Il a pallié la blessure de Foket à droite avant de s’imposer dans l’axe
Karim Belhocine se souvient du départ de Birger Verstraete à Gand. "En tant que coach, j’étais déçu car il était un élément important mais en tant qu’homme, je ne pouvais qu’être heureux pour lui."
Comme à chaque fois, l’Ostendais a pris le temps de s’intégrer progressivement à un club plus relevé où la concurrence bat son plein. "Il n’a pas beaucoup joué après son transfert en janvier", se souvient Danijel Milicevic, un de ses proches dans le vestiaire gantois. "Avec l’opération de Thomas Foket à l’été 2018, il a dû dépanner sur le flanc droit, qui n’est pas sa place. C’est aussi pour cela qu’il a pris un peu de temps pour grandir."
C’est à l’arrivée d’Yves Vanderhaeghe qu’il s’est progressivement installé dans le onze de base pour ne plus en sortir ou presque depuis décembre dernier. "Dès que le coach lui a fait comprendre qu’il était devenu un incontournable, il a pris en confiance et a commencé à mieux s’exprimer balle au pied et vocalement. Son importance n’a fait que croître."
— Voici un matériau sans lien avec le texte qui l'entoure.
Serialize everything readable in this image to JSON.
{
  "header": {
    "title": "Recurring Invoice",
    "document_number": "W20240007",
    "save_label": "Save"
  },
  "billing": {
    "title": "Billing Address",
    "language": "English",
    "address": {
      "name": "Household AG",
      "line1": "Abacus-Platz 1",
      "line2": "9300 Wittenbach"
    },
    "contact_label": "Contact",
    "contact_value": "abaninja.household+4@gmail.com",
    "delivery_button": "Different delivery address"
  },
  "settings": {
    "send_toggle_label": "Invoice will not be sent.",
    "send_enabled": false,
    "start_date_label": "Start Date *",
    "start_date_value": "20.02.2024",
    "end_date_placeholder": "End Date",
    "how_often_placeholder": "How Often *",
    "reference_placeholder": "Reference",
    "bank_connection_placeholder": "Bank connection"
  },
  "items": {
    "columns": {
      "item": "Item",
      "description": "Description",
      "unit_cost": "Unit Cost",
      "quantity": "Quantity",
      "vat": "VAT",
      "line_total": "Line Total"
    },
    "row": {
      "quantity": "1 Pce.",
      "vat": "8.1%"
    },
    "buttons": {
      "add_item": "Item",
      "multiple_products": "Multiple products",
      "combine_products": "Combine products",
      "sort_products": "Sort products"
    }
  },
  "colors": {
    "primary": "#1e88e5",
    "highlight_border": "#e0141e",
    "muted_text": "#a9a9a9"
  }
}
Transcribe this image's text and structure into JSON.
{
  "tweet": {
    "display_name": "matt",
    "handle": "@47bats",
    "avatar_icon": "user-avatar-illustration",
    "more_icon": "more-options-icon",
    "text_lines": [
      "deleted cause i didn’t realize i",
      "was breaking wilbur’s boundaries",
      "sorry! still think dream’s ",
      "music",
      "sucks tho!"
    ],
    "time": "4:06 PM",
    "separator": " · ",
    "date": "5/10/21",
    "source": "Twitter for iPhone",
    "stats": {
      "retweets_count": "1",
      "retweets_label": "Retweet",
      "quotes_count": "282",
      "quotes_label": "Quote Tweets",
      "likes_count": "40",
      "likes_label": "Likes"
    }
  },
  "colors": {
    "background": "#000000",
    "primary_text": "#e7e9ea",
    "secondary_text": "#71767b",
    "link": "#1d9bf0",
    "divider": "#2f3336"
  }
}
Sa simplicité et son jeu épuré ont directement plu à son coach. "Il a la bonne mentalité qu’il a amenée du Club Bruges et possède une qualité de transversale qui convient bien à La Gantoise", poursuit Milicevic. "Il court beaucoup et sait comment se placer. Il n’est pas encore l’homme de la dernière passe mais sait récupérer le cuir et relancer l’équipe."
Le portrait de mec discret de ses débuts ne colle plus à la personne qu’il est devenu. "C’est un des ambianceurs du vestiaire. Il donne son avis et rigole beaucoup. Notamment avec Brecht Dejaegere. Il a un fort caractère qui fait de lui un des leaders de l’équipe."